Here's the thing. When we write a paper, we look at the body of data we have generated and frame our conclusions to the best of our ability to interpret these data. And of course, since we did these experiments to test hypotheses, and answer questions, we examine the strength of the data to determine how close we have come to addressing these questions and hypotheses, usually with an eye to stating conclusions that are as interesting and compelling as we can support. Then we organize the data to best present our argument (which we detail in the text). We send it for consideration and review, and reviewers point out the deficiencies in our work. Ideally, this is to strengthen our conclusions, but unfortunately, it seems that most of the time reviewers just say what they like and don't like, and what else they would like to see, regardless of how it might affect the conclusions.
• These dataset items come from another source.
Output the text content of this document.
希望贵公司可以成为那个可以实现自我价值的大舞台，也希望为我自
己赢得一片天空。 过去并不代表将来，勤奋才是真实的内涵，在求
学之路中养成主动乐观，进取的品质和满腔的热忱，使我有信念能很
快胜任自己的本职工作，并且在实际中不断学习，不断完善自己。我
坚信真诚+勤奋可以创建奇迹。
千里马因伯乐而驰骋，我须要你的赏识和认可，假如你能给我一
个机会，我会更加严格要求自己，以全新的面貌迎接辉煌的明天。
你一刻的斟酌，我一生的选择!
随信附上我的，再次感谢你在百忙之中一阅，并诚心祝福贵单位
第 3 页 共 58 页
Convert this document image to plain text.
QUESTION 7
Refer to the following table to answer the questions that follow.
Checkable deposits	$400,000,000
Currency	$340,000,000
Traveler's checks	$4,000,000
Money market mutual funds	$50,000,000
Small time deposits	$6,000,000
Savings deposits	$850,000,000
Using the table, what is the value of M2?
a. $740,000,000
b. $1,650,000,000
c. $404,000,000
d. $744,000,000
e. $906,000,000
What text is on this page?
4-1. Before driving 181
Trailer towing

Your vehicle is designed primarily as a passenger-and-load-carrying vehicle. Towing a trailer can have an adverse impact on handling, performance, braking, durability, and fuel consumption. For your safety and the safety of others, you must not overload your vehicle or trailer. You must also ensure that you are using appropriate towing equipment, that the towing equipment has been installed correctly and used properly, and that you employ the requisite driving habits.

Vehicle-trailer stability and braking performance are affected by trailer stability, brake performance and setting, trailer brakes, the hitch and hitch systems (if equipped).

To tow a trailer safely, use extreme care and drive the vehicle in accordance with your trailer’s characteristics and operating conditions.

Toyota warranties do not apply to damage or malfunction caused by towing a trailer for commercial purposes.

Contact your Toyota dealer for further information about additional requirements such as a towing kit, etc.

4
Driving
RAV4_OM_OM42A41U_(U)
We argue as much as we can, but generally try to give the reviewers what they want (because, again unfortunately, many journals do not have the sort of editors who will champion a paper against spurious demands for ‘more stuff,’ and even if they do, we want to make the reviewers as happy as possible. Sometimes this becomes a treadmill of, okay, good, now give us still more stuff.) Eventually, if the paper will be accepted, we wear down these reviewers and they give up, and the work is published, even if the logic we had developed has been a bit lost in the shuffle. Experiments are included to ‘satisfy the reviewers’ that might not be as rigorously performed and repeated as we might have liked (this is often due to the time–money continuum, which has some complex math behind it). We make conclusions (not the major conclusion, usually, but small, sub-conclusions) based on these new data (a sub-conclusion can be, ‘hey, our results are not due to this artifact,’ which can be important, but it can also be, ‘oh, by the way, other things also work like this, because someone else wanted to know what would happen if we tried this experiment.’) And because biology is usually very complex, many of these sub-conclusions are not necessarily based on particular data.

There is very often a margin of error. That's fine, provided that people carefully read the paper to decide which conclusions are best supported by quality data. But this brings me back to the papers we read now, including so-called ‘landmark’ papers (which are really just papers that get cited a lot). They have to be read and evaluated. Please don't cite papers only because others have cited them, or because you read about them in a review. Don't promote (cite or re-cite) published conclusions that might be weak or suspect. If you cite it, make sure you've read it, and have used your skills to decide if it is worth citing. Because someone else will trust you, and they'll cite it, too.

We can live with a margin of error in the scientific literature. I think we have to. But we don't have to broaden this margin when we cite work in our own papers. As for me? I'm going to the beach. Antío gia tóra!